Employers Using Facebook for Background Checking, Part III

Employment decisions based on information from social networking sites such as MySpace and Facebook raise many interesting legal questions. Today, I’ll look at a few possible discrimination issues that suggest such sources should be used with caution.

In Part II of this series, I cautioned against the risk of thinking that old wisdom no longer applies in the Internet Age and thus forgetting key lessons learned long ago in connection with other means of communication.

Today, another example:

Conventional Wisdom

In employee recruiting and hiring, there is such a thing as “too much information.” Some facts should remain unknown; knowledge can be used as evidence of bias, while ignorance can be a great defense to a discrimination claim.

Internet Truth

The same principles apply. But now, with so much information easily available on the Internet, there is a powerful temptation to ignore the conventional wisdom and risk obtaining “too much information.”

The Mix of Information on Social Network Sites

Personal profiles on social network sites like MySpace and Facebook typically contain a seamless combination of the type of facts that would be on a resume with much more personal, non-job-related information.

For example, looking at a potential employee’s profile, one may see information on their education, work history, and career interests, alongside lists of their favorite music and movies, vacation and party photos, family information, blog entries, links to profiles of their friends, and much more.

Conventional Wisdom on Limiting Information Obtained Regarding Potential Employees

Under the conventional wisdom, human resource professionals and others conducting employment interviews are trained to avoid certain types of questions.

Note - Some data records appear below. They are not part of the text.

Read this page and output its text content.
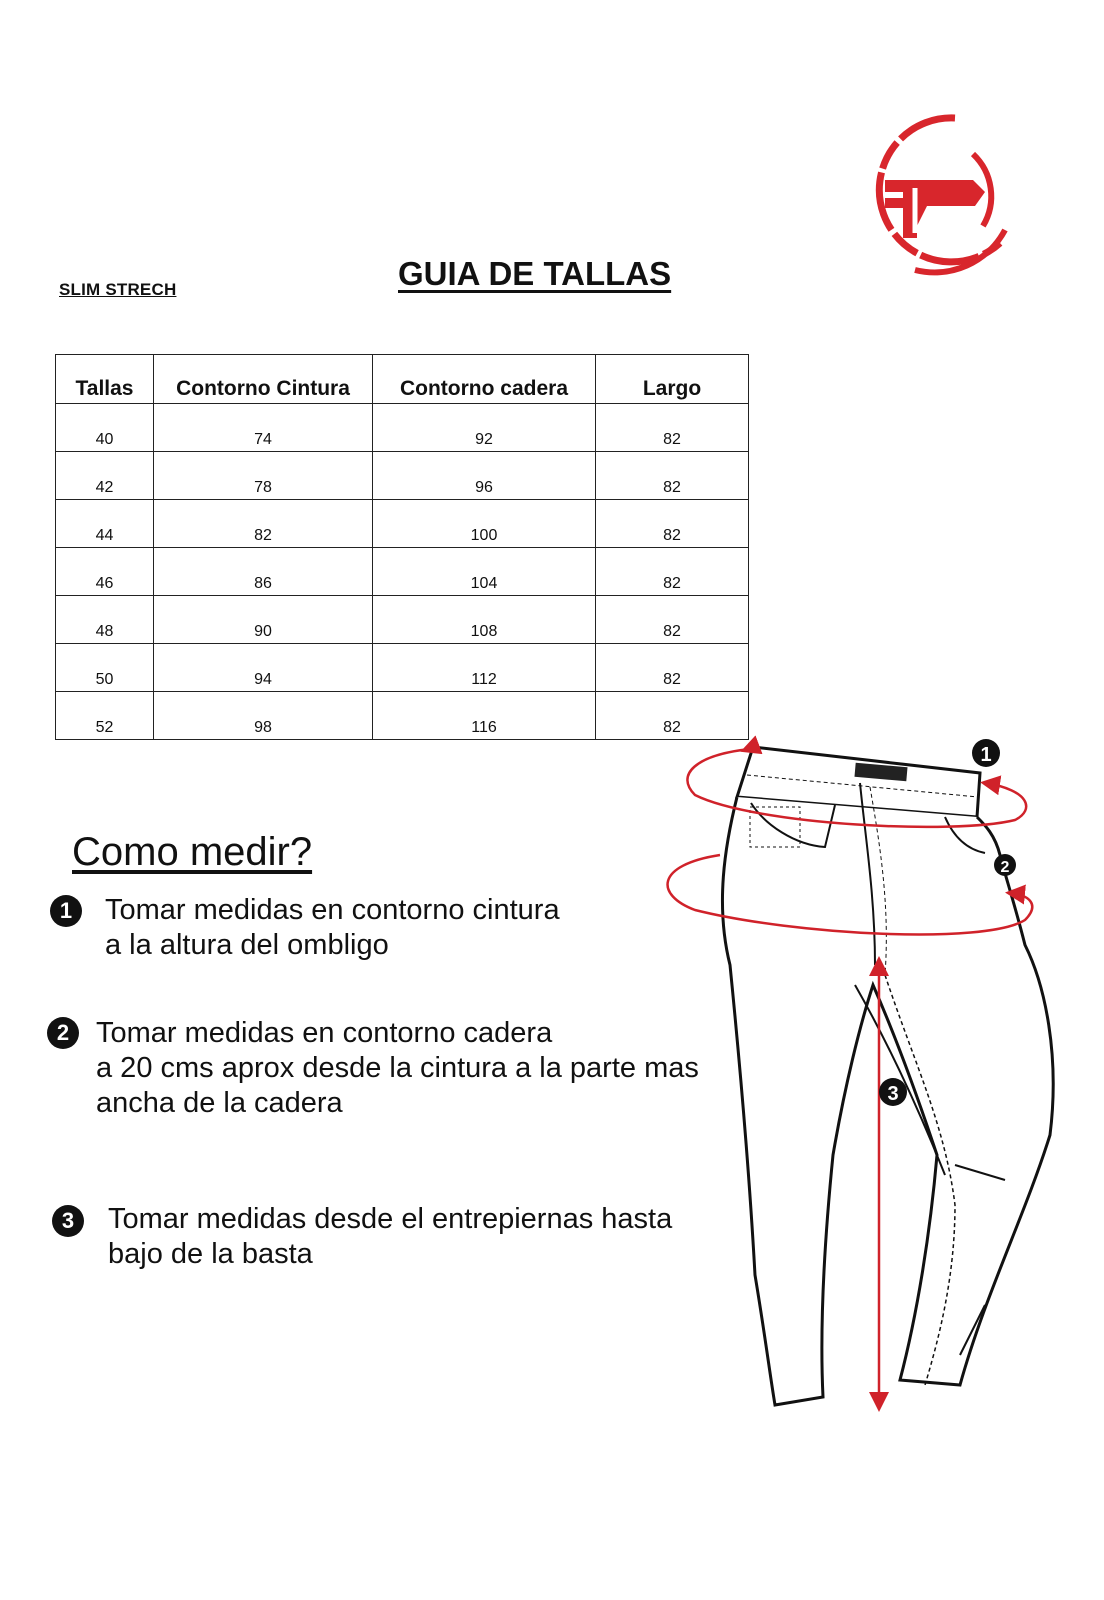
SLIM STRECH	GUIA DE TALLAS
Tallas	Contorno Cintura	Contorno cadera	Largo
40	74	92	82
42	78	96	82
44	82	100	82
46	86	104	82
48	90	108	82
50	94	112	82
52	98	116	82
Como medir?
1	Tomar medidas en contorno cintura
a la altura del ombligo
2 Tomar medidas en contorno cadera
a 20 cms aprox desde la cintura a la parte mas
ancha de la cadera
3	Tomar medidas desde el entrepiernas hasta
bajo de la basta
1
2
3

Contrary to what many believe, most such questions are not strictly speaking illegal. Rather, they are inadvisable because there is no legitimate, job-related reason for asking them, and they are suggestive of unlawful discriminatory motives.

For example, one should not ask applicants about their age, marital status, or whether they have children. Doing so suggests intent to discriminate on the basis of age or sex (if male applicants are not asked the same family-related questions).

The flipside is that ignorance of facts related to legally protected characteristics (race, sex, age, etc.) may be a powerful defense to a discrimination charge. (One can’t have based a decision on an unknown fact.)

Certainly, some facts become obvious in an interview (e.g., race, sex, age significantly over 40). But at an earlier stage of screening resumes and applications, they are likely to be unknown. And other facts (e.g. marital status, children) would come out only in response to questions or if volunteered.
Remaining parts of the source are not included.